This blog-post will give credit to some basic tool that can improve your predictions easily just in a few minutes! It will also save you tones of time and efforts on tuning your model, just by getting more information from the data that you already have.

What is Feature Engineering?

The formal definition of feature engineering is creating new features from the features that you already collected. Sometimes just feeding the model with the original features is not enough and working a bit more in this level can be crucial to your predictions. There are two types of new features creation: transformation and aggregation.

Transformation

This method can create new features by using different operations on one or multiple features in a single table. For example, addition, subtraction, multiplication and division are all kinds of transformations which create new features from one or more features in your table.

Aggregation

This method can create new features by using different operations on one feature based on multiple tables. For example, calculating the average, sum, maximum and minimum are all kinds of aggregations which create new features from one feature that exists in multiple tables.

Why do I need to use Feature Engineering?

If your independent features can’t explain the response variable it will be almost impossible for your model to predict the target. Sometimes you have the right information but in a different form. In such cases you will need to invest more time in feature engineering.

What is Featuretools?

Featuretools is a package in python that can help you to find new features automatically. It can be really frustrating to extract new features manually and can also waste a lot of time which could be saved by using this package.

Before writing any piece of code, let’s understand the major components that this package includes.

  • Entities
  • Deep Feature Synthesis (DFS)
  • Feature primitives

Entity

An Entity is a table that is included in lots of features. You can also think about it as a simple DataFrame in Pandas. A collection of Entities is called an EntitySet. Each Entity must have an index column that is used as a unique key for each row.

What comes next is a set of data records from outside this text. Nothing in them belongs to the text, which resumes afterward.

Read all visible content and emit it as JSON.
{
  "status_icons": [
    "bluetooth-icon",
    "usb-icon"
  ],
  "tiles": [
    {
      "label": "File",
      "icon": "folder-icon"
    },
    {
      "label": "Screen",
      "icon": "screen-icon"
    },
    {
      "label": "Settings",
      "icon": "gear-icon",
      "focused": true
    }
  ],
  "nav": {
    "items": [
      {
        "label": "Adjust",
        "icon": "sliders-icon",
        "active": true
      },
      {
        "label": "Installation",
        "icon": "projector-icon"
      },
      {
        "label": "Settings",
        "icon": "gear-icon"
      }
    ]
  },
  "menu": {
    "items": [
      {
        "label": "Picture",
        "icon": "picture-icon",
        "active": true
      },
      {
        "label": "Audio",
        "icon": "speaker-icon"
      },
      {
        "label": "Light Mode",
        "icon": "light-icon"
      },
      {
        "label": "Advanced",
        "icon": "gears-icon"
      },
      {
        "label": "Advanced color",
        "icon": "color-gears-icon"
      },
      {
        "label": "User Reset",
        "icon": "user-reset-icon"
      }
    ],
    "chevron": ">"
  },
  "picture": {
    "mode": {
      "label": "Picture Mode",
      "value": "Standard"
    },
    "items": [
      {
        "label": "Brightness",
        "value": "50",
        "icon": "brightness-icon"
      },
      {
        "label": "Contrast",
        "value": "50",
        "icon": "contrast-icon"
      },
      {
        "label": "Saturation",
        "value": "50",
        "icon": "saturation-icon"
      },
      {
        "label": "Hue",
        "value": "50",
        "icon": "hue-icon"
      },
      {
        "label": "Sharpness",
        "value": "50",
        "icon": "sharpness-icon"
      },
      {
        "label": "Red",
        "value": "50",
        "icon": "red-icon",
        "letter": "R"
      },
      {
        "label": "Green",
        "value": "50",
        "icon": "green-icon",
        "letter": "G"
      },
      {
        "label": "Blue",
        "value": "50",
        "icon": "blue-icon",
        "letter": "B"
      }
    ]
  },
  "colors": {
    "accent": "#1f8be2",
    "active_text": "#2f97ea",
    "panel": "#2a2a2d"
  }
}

Deep Feature Synthesis (DFS)

DFS is a method for generating new features automatically on relational dataset.

Feature primitives

Feature primitive is an operation such as aggregation or transformation that will be performed on one or more features.

How does it work in practice?

Let’s take a look at some short example to understand this concept. First, you will need to install and import the featuretools package.

# Install package
pip install featuretools
# Import package
import featuretools as ft

If you want to find out which aggregations and transformations functions are included in this package, you can use the function below that will give you some details about each of them.

ft.list_primitives()

Just for practice, I used a toy dataset from Kaggle that you can download also from here. In my previous blog post, I have worked on the preprocessing level of this dataset and in this blog-post I will continue from the same point.

Using the next python code you can create your first empty EntitySet. I chose to call the EntitySet ‘movies_entitySet’ so you can use your own informative name and then add to it a new Entity.

# initialize entityset
es = ft.EntitySet(id = 'movies_entitySet')

Next, let’s create the first new entity and add it to “movies_entitySet” EntitySet.

variable_types = {cat:ft.variable_types.Categorical for cat in col_cat_list}# initialize entity
es.entity_from_dataframe(entity_id = 'movies_entity_id', dataframe = new_df_movies, make_index = False, index = 'movieId', variable_types = variable_types)

It’s important to define the features types before using the transformation and aggregation. It is possible to define it by “variable_types”. Moreover, it is really important that each entity will have a unique key. If there is no unique key it is possible to make one using “make_index”.

In order to present the data of the defined entity, it is possible to use the code below:

es['movies_entity_id'].df

It is also possible to check the data types of the features in your entity using the next line of code.

es['movies_entity_id']

Transformation

Let’s start with an example of the transformation method. First, let’s define “movies_entity_id” as a target entity and we’ll use ‘add’ and ‘multiply’ as transformation methods.

movies_new_features, feature_defs = ft.dfs(entityset = es, 
target_entity = ‘movies_entity_id’,
trans_primitives = [‘add’, ‘multiply’])
movies_new_features.head()

In the example above, "add" and "multiply” are called transform primitive because those functions take one movie and transform it into another shape.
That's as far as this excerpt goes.